2020-2021 Academic Catalog 
    
    Mar 29, 2024  
2020-2021 Academic Catalog [ARCHIVED CATALOG]

HIST 316 - Special Topics in US History


Content & topics vary by semester and instructor; May be repeated one time for credit.

SPRING 2020 Topic: SEM: Television, Social Justice, and Modern American History

Since the 1950s, television has been an important medium for political discourse and a powerful venue for shared cultural experiences. News programs, talk shows, and comedy-variety shows have raised awareness of injustices through different ways of informing and entertaining their audiences. Sitcoms, science fiction, and dramas, from the 1970s search for social “relevance” to HBO’s more recent serials, have sparked conversation by presenting complicated and controversial issues to broad audiences. Children’s programs like Sesame Street and Mister Rogers’ Neighborhood have tried to enact different visions for an ideal American future. In this course, we will consider ways in which television has promoted and hindered social justice through the content and aesthetics of programs, how they have presented social groups and issues, and how they reflected and affected public discourse. We will also look behind the scenes, to see how television producers, corporate sponsors, government regulators, media critics, and social activists have tried to use television as a tool to change American society. This course will have a collaborative public history component: creating an exhibit and research guide for the American Archive of Public Broadcasting. As a class, we will be among the first scholars to study some of the thousands of public television programs that WGBH and the Library of Congress have recently digitized, and we will create a publicly available resource to help researchers, educators, journalists, and activists better understand and use television for social justice.

FALL 2019 Topic: Puerto Rico and the U.S.  

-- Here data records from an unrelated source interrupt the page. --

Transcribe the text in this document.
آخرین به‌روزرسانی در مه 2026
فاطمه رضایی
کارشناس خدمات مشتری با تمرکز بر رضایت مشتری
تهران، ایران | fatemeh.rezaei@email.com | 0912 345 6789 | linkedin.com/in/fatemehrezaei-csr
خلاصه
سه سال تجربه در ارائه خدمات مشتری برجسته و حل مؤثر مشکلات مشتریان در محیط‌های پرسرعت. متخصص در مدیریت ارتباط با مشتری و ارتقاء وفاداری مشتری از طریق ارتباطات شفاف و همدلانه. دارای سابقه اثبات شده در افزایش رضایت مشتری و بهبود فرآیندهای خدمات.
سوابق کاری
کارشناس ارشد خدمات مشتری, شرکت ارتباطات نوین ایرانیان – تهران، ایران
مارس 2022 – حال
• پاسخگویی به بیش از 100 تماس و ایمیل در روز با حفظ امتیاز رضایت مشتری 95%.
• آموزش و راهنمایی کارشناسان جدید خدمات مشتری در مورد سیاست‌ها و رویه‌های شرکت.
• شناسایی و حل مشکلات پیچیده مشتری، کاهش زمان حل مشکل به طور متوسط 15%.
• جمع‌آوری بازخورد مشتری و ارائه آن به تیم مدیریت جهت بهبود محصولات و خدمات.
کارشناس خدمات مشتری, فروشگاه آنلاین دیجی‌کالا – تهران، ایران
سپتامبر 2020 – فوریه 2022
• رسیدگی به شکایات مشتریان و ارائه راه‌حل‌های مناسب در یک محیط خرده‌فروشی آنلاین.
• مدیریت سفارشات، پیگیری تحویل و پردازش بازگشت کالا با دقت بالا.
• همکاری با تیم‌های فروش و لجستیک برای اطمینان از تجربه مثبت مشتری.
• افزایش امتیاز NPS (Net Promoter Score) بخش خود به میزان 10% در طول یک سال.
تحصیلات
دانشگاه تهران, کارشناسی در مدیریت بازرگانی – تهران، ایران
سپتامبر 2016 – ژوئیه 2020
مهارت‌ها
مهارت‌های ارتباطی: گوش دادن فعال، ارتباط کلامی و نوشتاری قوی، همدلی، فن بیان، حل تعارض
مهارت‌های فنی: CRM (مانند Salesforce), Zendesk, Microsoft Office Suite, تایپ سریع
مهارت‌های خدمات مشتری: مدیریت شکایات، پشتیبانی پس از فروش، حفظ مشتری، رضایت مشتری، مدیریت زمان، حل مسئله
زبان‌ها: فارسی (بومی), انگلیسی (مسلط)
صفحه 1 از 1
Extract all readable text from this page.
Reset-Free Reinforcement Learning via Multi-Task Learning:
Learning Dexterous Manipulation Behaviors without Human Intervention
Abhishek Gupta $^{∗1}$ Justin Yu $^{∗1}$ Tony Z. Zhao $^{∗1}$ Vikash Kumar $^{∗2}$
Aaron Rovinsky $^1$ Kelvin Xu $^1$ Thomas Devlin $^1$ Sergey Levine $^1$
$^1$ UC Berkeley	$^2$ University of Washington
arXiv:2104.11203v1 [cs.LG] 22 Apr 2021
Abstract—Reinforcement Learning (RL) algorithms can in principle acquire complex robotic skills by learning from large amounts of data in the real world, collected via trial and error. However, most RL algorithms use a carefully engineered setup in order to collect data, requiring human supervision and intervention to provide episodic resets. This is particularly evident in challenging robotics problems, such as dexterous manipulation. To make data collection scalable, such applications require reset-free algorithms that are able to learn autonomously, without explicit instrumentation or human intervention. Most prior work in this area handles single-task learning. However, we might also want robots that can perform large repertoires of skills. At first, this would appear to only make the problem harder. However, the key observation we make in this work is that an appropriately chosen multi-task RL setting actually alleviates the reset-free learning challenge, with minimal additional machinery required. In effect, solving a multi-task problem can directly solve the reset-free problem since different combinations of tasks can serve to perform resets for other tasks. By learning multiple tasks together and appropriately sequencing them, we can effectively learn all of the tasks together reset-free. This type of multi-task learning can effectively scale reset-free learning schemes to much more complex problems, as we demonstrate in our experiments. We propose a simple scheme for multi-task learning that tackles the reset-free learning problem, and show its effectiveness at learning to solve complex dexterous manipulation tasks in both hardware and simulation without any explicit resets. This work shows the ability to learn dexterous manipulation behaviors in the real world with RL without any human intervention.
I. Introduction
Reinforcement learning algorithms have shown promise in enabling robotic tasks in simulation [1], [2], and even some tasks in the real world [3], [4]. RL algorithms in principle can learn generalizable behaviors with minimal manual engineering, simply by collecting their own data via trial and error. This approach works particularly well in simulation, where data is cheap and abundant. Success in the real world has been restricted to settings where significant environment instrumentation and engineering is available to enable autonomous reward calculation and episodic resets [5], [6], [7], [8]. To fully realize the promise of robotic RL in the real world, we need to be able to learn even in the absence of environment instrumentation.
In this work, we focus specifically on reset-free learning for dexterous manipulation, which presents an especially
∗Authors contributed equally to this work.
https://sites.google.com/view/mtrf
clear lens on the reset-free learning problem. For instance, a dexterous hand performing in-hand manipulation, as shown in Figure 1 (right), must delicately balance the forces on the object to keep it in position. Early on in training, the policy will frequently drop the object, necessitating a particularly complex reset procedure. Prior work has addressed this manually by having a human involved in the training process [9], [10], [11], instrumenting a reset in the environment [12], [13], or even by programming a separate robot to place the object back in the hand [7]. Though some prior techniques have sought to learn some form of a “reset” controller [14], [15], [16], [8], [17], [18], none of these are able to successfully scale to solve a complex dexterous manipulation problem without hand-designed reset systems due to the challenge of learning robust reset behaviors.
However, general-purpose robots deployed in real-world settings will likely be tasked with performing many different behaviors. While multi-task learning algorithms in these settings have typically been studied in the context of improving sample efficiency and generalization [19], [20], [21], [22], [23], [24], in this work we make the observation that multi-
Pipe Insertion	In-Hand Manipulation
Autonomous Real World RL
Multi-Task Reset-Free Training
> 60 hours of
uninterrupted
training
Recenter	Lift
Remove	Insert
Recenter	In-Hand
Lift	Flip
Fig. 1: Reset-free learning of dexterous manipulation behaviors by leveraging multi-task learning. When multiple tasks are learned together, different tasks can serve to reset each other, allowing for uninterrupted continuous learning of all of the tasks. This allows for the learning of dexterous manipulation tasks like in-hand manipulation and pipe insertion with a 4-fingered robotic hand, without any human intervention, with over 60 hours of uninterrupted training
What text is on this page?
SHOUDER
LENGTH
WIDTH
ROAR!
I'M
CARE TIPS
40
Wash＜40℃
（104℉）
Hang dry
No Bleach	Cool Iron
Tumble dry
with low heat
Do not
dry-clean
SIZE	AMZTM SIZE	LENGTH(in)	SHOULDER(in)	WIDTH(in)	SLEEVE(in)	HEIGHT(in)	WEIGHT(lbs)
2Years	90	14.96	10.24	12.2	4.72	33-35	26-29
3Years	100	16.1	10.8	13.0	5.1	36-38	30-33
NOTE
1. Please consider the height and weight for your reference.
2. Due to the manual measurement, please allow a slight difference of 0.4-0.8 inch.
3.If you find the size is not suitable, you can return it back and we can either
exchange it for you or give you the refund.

People often call Puerto Rico “the oldest colony” because the U.S. occupied the islands in 1898 and have governed them for over a century. This intermediate course studies the island and its dynamics as an “unincorporated possession” of the United States. Rather than a simple U.S./Puerto Rico binary, readings track intersecting lines of power, which include the U.S. military but also insular criollos, various independistas and political activists, and international investors. Puerto Rico celebrates a rich history and cultural heritage, and it has a modern role in the economic, military, and demographic developments of the U.S. Narratives of its backwardness or marginality have obscured this vital role. Primary sources and literature as well as secondary articles will also explore experiences of the Puerto Rican diaspora and consistencies and changes over time, like the recent shift of migration from the Northeast to the South and the “braindrain” caused by the 2014-2015 fiscal crisis and 2017 Hurricane Maria.